いつもの目を伏せる癖。そして翡翠が言っていた、玲の身体が弱っているということ。
「……玲、私……翡翠と会ったんだ……」
私が言うと、玲の瞳が揺れた。
「翡翠が、牢で鍵を外して、助けてくれた。……彼女、西羅を愛してるって言ってた。でも、西羅が変わってしまったから、翡翠は助けたいと思って西軍に行ったって。
……それに……翡翠は私に、玲の身体が弱ってるって教えてくれたよ……」
言いながら、顔色が悪い玲を見ていて、目に涙がにじんでくる。私の言葉に玲は表情を硬くして私を見つめた。
聞いていた朱鷺子がふと息をつき、
「玲、あなたの身体のこと、薫には話しておきなさい。もう隠している時ではないわ」
と静かに促す。
朱鷺子は知っているのか……。知らなかったのは、私だけなんだろうか?
玲は少し沈黙して、言いたくなさそうに、でも仕方ない感じでゆっくりと口を開いた。
「……俺の身体は……この風雅の国と日本を往復したことで弱ってる。神官の家系は『通り道』を使うと、往復して戻る時に体内に裂傷を負って……それは通り道の負荷と言われてるんだが……戻ってきた後は、なるべく安静にしておく方がいいんだ」
何それ。
その言葉に私は反射的に起き上がって……ずくんと腕の傷が痛み、前屈みにうずくまる。
「……っいたた……」
「何やってんだおまえ、まだ寝てなきゃだめだ」
私を驚いた顔で玲が支え、そのままゆっくりとベッドに横たわらせた。
「……ごめん……」
反射的に謝ると、玲はなぜかそっぽを向いた。

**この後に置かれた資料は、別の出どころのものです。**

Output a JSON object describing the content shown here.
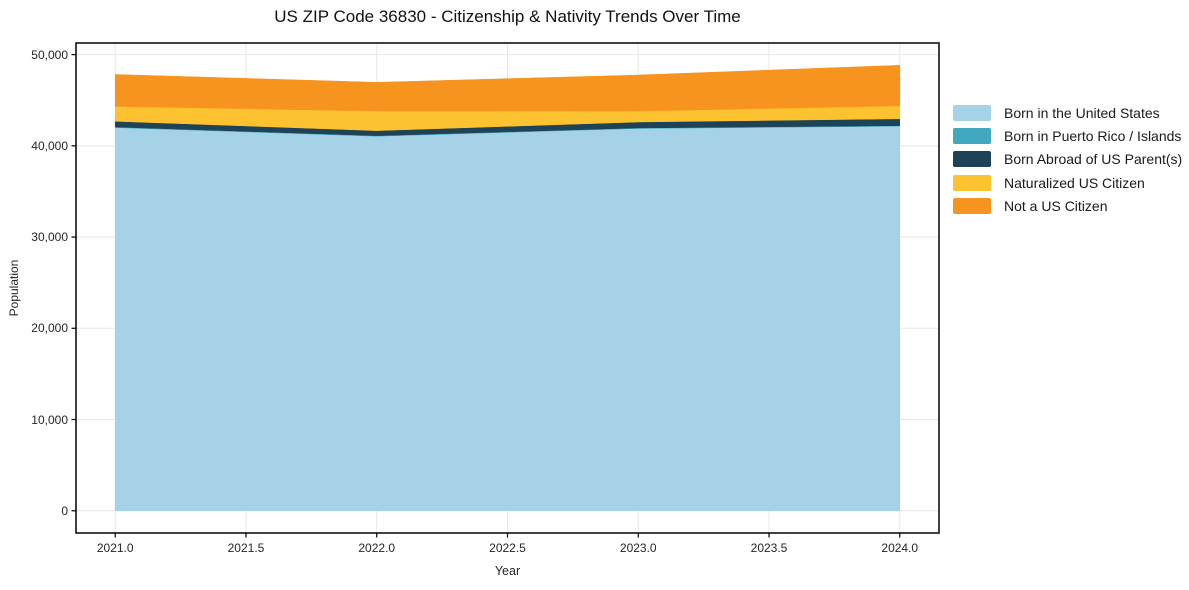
{
  "title": "US ZIP Code 36830 - Citizenship & Nativity Trends Over Time",
  "chart_data": {
    "type": "area",
    "stacked": true,
    "title": "US ZIP Code 36830 - Citizenship & Nativity Trends Over Time",
    "xlabel": "Year",
    "ylabel": "Population",
    "x": [
      2021,
      2022,
      2023,
      2024
    ],
    "series": [
      {
        "name": "Born in the United States",
        "color": "#a6d2e7",
        "values": [
          42000,
          41050,
          41900,
          42150
        ]
      },
      {
        "name": "Born in Puerto Rico / Islands",
        "color": "#41a8c0",
        "values": [
          60,
          60,
          60,
          60
        ]
      },
      {
        "name": "Born Abroad of US Parent(s)",
        "color": "#1e4356",
        "values": [
          630,
          550,
          650,
          750
        ]
      },
      {
        "name": "Naturalized US Citizen",
        "color": "#fcc22f",
        "values": [
          1630,
          2150,
          1200,
          1420
        ]
      },
      {
        "name": "Not a US Citizen",
        "color": "#f7941f",
        "values": [
          3500,
          3150,
          3950,
          4450
        ]
      }
    ],
    "xlim": [
      2020.85,
      2024.15
    ],
    "ylim": [
      -2440,
      51270
    ],
    "x_ticks": {
      "values": [
        2021.0,
        2021.5,
        2022.0,
        2022.5,
        2023.0,
        2023.5,
        2024.0
      ],
      "labels": [
        "2021.0",
        "2021.5",
        "2022.0",
        "2022.5",
        "2023.0",
        "2023.5",
        "2024.0"
      ]
    },
    "y_ticks": {
      "values": [
        0,
        10000,
        20000,
        30000,
        40000,
        50000
      ],
      "labels": [
        "0",
        "10,000",
        "20,000",
        "30,000",
        "40,000",
        "50,000"
      ]
    },
    "grid": true,
    "grid_color": "#e7e7e7",
    "spine_color": "#000000",
    "legend_position": "right"
  }
}
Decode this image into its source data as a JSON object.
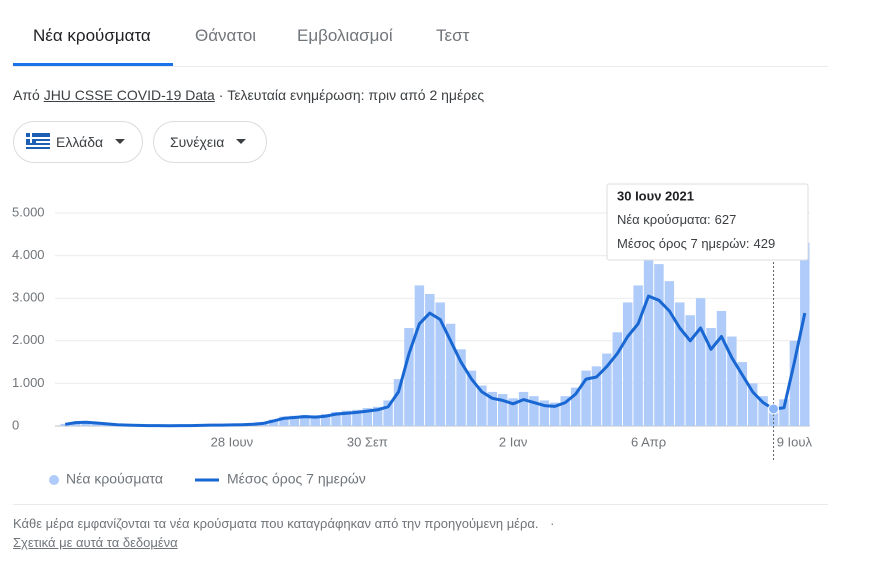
{
  "tabs": [
    "Νέα κρούσματα",
    "Θάνατοι",
    "Εμβολιασμοί",
    "Τεστ"
  ],
  "source": {
    "prefix": "Από",
    "link": "JHU CSSE COVID-19 Data",
    "suffix": "· Τελευταία ενημέρωση: πριν από 2 ημέρες"
  },
  "controls": {
    "country": "Ελλάδα",
    "more": "Συνέχεια"
  },
  "chart_data": {
    "type": "combo",
    "categories": [
      null,
      null,
      null,
      null,
      null,
      null,
      null,
      null,
      null,
      null,
      null,
      null,
      null,
      null,
      null,
      null,
      "28 Ιουν",
      null,
      null,
      null,
      null,
      null,
      null,
      null,
      null,
      null,
      null,
      null,
      null,
      "30 Σεπ",
      null,
      null,
      null,
      null,
      null,
      null,
      null,
      null,
      null,
      null,
      null,
      null,
      null,
      "2 Ιαν",
      null,
      null,
      null,
      null,
      null,
      null,
      null,
      null,
      null,
      null,
      null,
      null,
      "6 Απρ",
      null,
      null,
      null,
      null,
      null,
      null,
      null,
      null,
      null,
      null,
      null,
      null,
      null,
      "9 Ιουλ",
      null
    ],
    "series": [
      {
        "name": "Νέα κρούσματα",
        "color": "#aecbfa",
        "values": [
          50,
          90,
          100,
          80,
          60,
          40,
          25,
          20,
          15,
          12,
          10,
          12,
          12,
          18,
          25,
          25,
          30,
          35,
          50,
          80,
          150,
          220,
          240,
          260,
          250,
          280,
          330,
          360,
          380,
          420,
          450,
          600,
          1100,
          2300,
          3300,
          3100,
          2900,
          2400,
          1800,
          1300,
          950,
          800,
          750,
          650,
          800,
          700,
          600,
          550,
          700,
          900,
          1300,
          1400,
          1700,
          2200,
          2900,
          3300,
          4300,
          3800,
          3400,
          2900,
          2600,
          3000,
          2300,
          2700,
          2100,
          1500,
          1000,
          700,
          500,
          627,
          2000,
          4300
        ]
      },
      {
        "name": "Μέσος όρος 7 ημερών",
        "color": "#1967d2",
        "values": [
          40,
          80,
          90,
          70,
          50,
          30,
          20,
          15,
          10,
          10,
          8,
          10,
          10,
          15,
          20,
          20,
          25,
          30,
          40,
          60,
          120,
          180,
          200,
          220,
          210,
          230,
          280,
          300,
          320,
          350,
          380,
          450,
          800,
          1700,
          2400,
          2650,
          2500,
          2000,
          1500,
          1100,
          800,
          650,
          600,
          520,
          620,
          550,
          480,
          460,
          550,
          750,
          1100,
          1150,
          1400,
          1700,
          2100,
          2400,
          3050,
          2950,
          2700,
          2300,
          2000,
          2300,
          1800,
          2100,
          1600,
          1200,
          800,
          550,
          400,
          429,
          1500,
          2650
        ]
      }
    ],
    "ylim": [
      0,
      5000
    ],
    "yticks": [
      0,
      {
        "value": 1000,
        "label": "1.000"
      },
      {
        "value": 2000,
        "label": "2.000"
      },
      {
        "value": 3000,
        "label": "3.000"
      },
      {
        "value": 4000,
        "label": "4.000"
      },
      {
        "value": 5000,
        "label": "5.000"
      }
    ],
    "grid": true,
    "legend": "bottom-left",
    "tooltip": {
      "date": "30 Ιουν 2021",
      "rows": [
        {
          "label": "Νέα κρούσματα:",
          "value": 627
        },
        {
          "label": "Μέσος όρος 7 ημερών:",
          "value": 429
        }
      ]
    }
  },
  "footer": {
    "note": "Κάθε μέρα εμφανίζονται τα νέα κρούσματα που καταγράφηκαν από την προηγούμενη μέρα.",
    "separator": "·",
    "link": "Σχετικά με αυτά τα δεδομένα"
  }
}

たぶん、私から黙っていたことを責められたくないからだろうか。
私は自分を落ち着けようと、もう一度深呼吸して、言った。
「……いま、玲の顔色が良くないのも、奥のベッドで寝てたのも……最初に速水を助けた後で私がもう一回連れて行かれて、……二日連続で南の谷に行くことになって、動きすぎて具合悪くなったってこと……?」
玲は沈黙したままだ。そう、私が見事に罠にはまってしまったから。
私は続ける。
「速水を助けに行くとき私に怒ってたのも、……玲の体力を無視して私が走って行くから?」
「ちがう」
「……違わないよ……」
私の目から涙があふれる。
「泣くなよ」
苛立たしく眉をしかめてそう言われ、私は余計に泣けてくる。別に嫌われたいわけでも、嫌なことを言いたいわけでもないんだ。でも。
「……泣かずにいられないよ。ひどいよ。……私は、玲と一緒にいるためにここに来たのに!
どうして黙ってたの? ちゃんと言わなきゃ、わからないよ……」
玲がふうとため息をつくのがわかって、私は心配になって彼を見る。
「……玲、きついなら寝てていい……」
言いかけて、私は言葉が出なくなる。玲がふと私の手を取って指を絡めるようにして、また強く握ったから。
「違うだろ。……俺はおまえを泣かせたいわけじゃないし、悲しませたい訳でもないんだ」
「……だって玲が嫌な顔するから」
私がじっと玲を見て文句を言うと、玲は最近では珍しく、少し笑った。
速水が攫われたとわかって以来、玲はずっと厳しい顔をしていたから、その笑顔に呑まれて思わず涙が止まる。彼は言った。
「……おまえに言わなかったのは、余計な心配させたくなかったからだ」
ずるい。
笑顔と一緒にその言葉が直球で胸に飛び込んで来て、思わず私は目を閉じている。そんな笑顔でごまかされてしまう私もどうかと思う。
「わかるよ。でも……」
「でもじゃない」
どうにか言葉で反論しようとした私を、微笑んだまま玲は制する。
この前、速水を助けに出ると主張した私を怒った時と同じ言葉で、でも、泣けるほど優しく玲が言うから、私は何も言えなくなってしまう。こういう時の玲は本当にずるすぎる。自分の笑顔の力を知りすぎてると思う。
「二人とも、ゆっくり話したらいいわ。薫、傷は浅いけど熱も出ているし、無理はしないでね」
朱鷺子が気を遣ったのか微笑んで、部屋を出て行く。
私と玲の二人が治療室に残された。